Benson’s council had just voted 3 to 2 to not pay the bill presented to the city by the Flower Basket for the flowers placed in the large pots throughout the business areas of the community and the plants hanging from light posts.
Flower Basket charged the city $3,796 for the flowers and potting soil placed in 55 large pots and 52 hanging plants.
City Manager Kyle Harris had placed the bill on the council’s agenda after some members of the council had raised questions about it.
After additional debate, a second motion identical to the first was made and unanimously approved by the council but it left hanging what the future of watering the plants would be in the coming days.
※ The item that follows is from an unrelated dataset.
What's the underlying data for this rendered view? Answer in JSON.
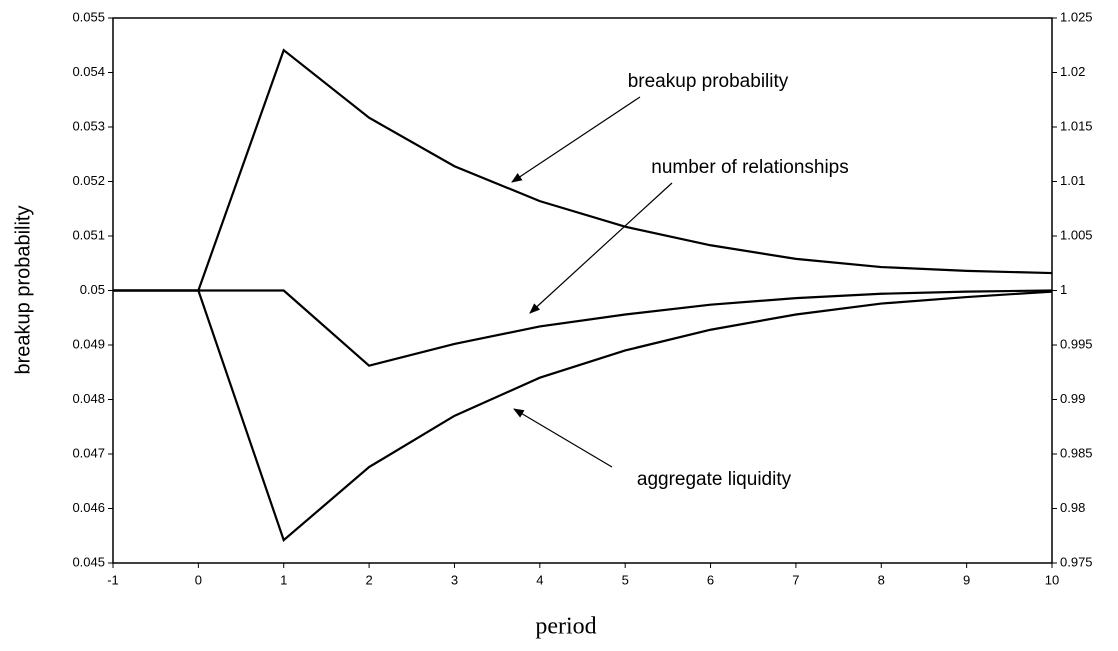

Harris pointed out that the council approved $15,000 for the plants in its 2024 budget, which had received unanimous approval prior to the start of the new fiscal year Jan. 1. It was under a line item in the budget for beautifying Benson.
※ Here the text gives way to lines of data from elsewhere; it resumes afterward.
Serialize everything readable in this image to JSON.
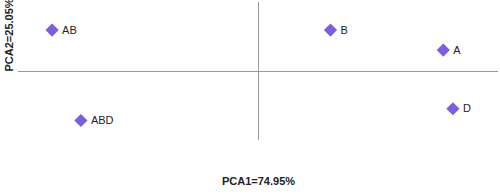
{
  "chart_data": {
    "type": "scatter",
    "x_label": "PCA1=74.95%",
    "y_label": "PCA2=25.05%",
    "labels": [
      "AB",
      "B",
      "A",
      "ABD",
      "D"
    ],
    "x": [
      -0.86,
      0.3,
      0.77,
      -0.74,
      0.81
    ],
    "values": [
      0.6,
      0.6,
      0.31,
      -0.71,
      -0.54
    ],
    "color": "#7b5fdc",
    "marker": "diamond",
    "xlim": [
      -1,
      1
    ],
    "ylim": [
      -1,
      1
    ],
    "xticks": [
      0
    ],
    "yticks": [
      0
    ],
    "tick_labels": false
  }
}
“What is it going to cost to water the flowers?” Council Member Chris Carruth asked. Council Member Nancy Maanum also wanted an answer to the question.
Benson’s current city staff can’t handle the job of watering the plants daily, Harris said. Staff at the Flower Basket were asked if they could take on the responsibility, which it was assumed would cost about $10,000.
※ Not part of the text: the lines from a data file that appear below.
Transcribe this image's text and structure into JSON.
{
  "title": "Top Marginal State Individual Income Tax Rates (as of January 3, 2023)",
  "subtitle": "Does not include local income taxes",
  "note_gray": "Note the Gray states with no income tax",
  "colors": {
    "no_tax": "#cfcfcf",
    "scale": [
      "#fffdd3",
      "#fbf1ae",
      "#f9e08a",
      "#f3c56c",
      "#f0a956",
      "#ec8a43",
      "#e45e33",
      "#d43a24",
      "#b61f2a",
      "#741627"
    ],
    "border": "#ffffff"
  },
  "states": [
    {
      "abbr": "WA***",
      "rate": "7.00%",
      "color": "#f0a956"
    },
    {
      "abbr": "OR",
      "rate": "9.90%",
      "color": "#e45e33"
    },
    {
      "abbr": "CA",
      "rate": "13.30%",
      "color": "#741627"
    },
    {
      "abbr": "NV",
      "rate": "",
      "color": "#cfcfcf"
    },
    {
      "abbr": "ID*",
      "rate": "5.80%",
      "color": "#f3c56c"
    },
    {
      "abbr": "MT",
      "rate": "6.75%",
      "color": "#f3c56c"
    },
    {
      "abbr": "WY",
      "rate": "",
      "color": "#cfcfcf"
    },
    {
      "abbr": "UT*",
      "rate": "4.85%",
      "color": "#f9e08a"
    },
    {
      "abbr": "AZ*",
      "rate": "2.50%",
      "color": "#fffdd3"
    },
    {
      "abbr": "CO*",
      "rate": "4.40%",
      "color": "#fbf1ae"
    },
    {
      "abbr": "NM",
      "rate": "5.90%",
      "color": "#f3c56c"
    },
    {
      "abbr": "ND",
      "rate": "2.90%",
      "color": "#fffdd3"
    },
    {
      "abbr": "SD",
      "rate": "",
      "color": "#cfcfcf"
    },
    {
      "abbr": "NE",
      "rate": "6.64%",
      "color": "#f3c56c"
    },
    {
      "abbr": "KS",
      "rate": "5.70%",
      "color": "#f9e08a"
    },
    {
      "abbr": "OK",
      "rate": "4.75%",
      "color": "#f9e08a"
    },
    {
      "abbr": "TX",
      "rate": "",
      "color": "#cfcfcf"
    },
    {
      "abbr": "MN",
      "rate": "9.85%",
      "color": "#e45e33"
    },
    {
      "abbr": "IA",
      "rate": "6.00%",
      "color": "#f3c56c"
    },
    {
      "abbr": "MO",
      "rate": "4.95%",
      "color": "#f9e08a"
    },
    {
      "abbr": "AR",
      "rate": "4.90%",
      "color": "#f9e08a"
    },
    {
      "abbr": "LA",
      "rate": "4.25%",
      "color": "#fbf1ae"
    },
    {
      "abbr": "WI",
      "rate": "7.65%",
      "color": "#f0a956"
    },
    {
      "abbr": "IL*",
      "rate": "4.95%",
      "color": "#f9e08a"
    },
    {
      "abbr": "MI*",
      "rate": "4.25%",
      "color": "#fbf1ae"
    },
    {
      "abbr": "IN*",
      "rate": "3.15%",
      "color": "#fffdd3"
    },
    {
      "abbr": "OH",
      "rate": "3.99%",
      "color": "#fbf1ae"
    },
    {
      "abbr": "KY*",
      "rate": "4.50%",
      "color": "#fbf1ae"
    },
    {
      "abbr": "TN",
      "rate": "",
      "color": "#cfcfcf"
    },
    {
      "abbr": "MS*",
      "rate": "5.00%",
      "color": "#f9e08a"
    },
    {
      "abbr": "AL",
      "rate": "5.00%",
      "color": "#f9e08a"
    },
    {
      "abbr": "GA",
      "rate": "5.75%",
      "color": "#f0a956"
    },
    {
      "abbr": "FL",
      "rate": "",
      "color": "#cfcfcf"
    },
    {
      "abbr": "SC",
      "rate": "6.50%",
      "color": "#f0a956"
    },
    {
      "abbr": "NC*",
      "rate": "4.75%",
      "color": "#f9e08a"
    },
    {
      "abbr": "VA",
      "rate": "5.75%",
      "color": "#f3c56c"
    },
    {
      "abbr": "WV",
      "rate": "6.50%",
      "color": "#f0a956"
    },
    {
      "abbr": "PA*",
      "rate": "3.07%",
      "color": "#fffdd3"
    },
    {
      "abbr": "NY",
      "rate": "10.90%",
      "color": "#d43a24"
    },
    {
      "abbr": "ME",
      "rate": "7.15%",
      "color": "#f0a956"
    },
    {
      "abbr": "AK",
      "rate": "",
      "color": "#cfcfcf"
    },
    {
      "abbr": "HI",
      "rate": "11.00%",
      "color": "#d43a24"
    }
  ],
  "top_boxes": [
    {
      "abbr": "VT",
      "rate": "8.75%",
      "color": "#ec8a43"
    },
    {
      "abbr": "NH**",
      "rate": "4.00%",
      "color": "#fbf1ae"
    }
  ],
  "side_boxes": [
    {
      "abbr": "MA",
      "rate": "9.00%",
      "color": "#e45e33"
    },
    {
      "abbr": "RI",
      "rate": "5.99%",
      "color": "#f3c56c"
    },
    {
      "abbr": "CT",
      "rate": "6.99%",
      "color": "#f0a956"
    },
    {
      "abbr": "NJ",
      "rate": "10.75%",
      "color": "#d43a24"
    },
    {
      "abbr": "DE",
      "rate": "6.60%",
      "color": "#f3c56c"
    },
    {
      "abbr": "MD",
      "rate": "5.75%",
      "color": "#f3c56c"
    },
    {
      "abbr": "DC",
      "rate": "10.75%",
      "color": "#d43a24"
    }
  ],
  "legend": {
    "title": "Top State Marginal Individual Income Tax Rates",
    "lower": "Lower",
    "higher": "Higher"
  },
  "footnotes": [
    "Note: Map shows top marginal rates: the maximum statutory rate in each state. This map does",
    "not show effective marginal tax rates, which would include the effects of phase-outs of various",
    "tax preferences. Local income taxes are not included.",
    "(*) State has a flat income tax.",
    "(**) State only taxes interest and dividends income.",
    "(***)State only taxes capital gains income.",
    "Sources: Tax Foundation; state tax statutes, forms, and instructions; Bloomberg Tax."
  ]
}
However, City Attorney Steven Kowal pointed out that there is an issue with hiring someone to do city work and let them use city equipment; in the state’s eyes, those people could be seen as city employees. One of the standards for separation between a city contractor and a city employee is the use of city equipment, Harris said.
For the time being, the city hired two people from the Flower Basket to water the plants at an hourly rate of $14 each, he explained. The work was estimated to take 3 to 3.5 hours per time, with one person driving and the other watering the plants.
It was estimated that watering the plants only during weekdays would cost about $6,000, and adding weekends would increase it to between $7,000 to $7,500, Harris said. That takes the plant watering through Labor Day. Employing Flower Basket staff as temporary city employees is a savings of $2,500 to $3,000 over contracting for the service, he said.
This allows them to use the city truck and watering equipment without any legal issues, Harris told the council.
Watering the flowers and their purchase comes to a total cost of $10,796 to $11,296 depending on weekend watering.
“Do you have any idea of how much it costs us to set out the flowers as a city crew?” Carruth asked
In figuring out the cost, the city used the dollar value it sets for the rental of its equipment. For example, use of the city’s bucket truck and his crew is charged out at $90 an hour plus over $100 for the truck, Harris said.
“There is really no good way to say that it costs us that much to use for three hours, so that is why we use the rates…” set by resolution by the council at the start of the year, he said.
When it comes to setting out the pots and bringing them in, the cost is between $5,000 and $10,000, he estimated.
“Is that about what it costs us when we put the flags out for Flag Day because we use the same bucket truck and the same number of guys?” Mayor Jack Evenson asked. The city also puts the flags out and takes them down for Memorial Day and July 4, he pointed out. “Do we figure out the costs of our own labor to do those?”
“We don’t even budget that,” Evenson, who supports the city’s flower program, said.
Carruth said that when all the costs are added up for the flowers, it is over the $15,000 budgeted by the council.
Evenson questioned the cost of putting out the pots and collecting them and pointed out the wide range of $5,000 to $10,000.
“The problem I have is spending all this money on flowers,” Carruth said. He said he walked through the Ambush Park back trails, and there are two park benches out there that are overgrown with weeds. “I wish we could put more effort into our parks and cemeteries,” he said.
That is why the city hired the employees of the Flower Basket to water the flowers, Evenson replied. That allows the park staff to do what they are supposed to, he added.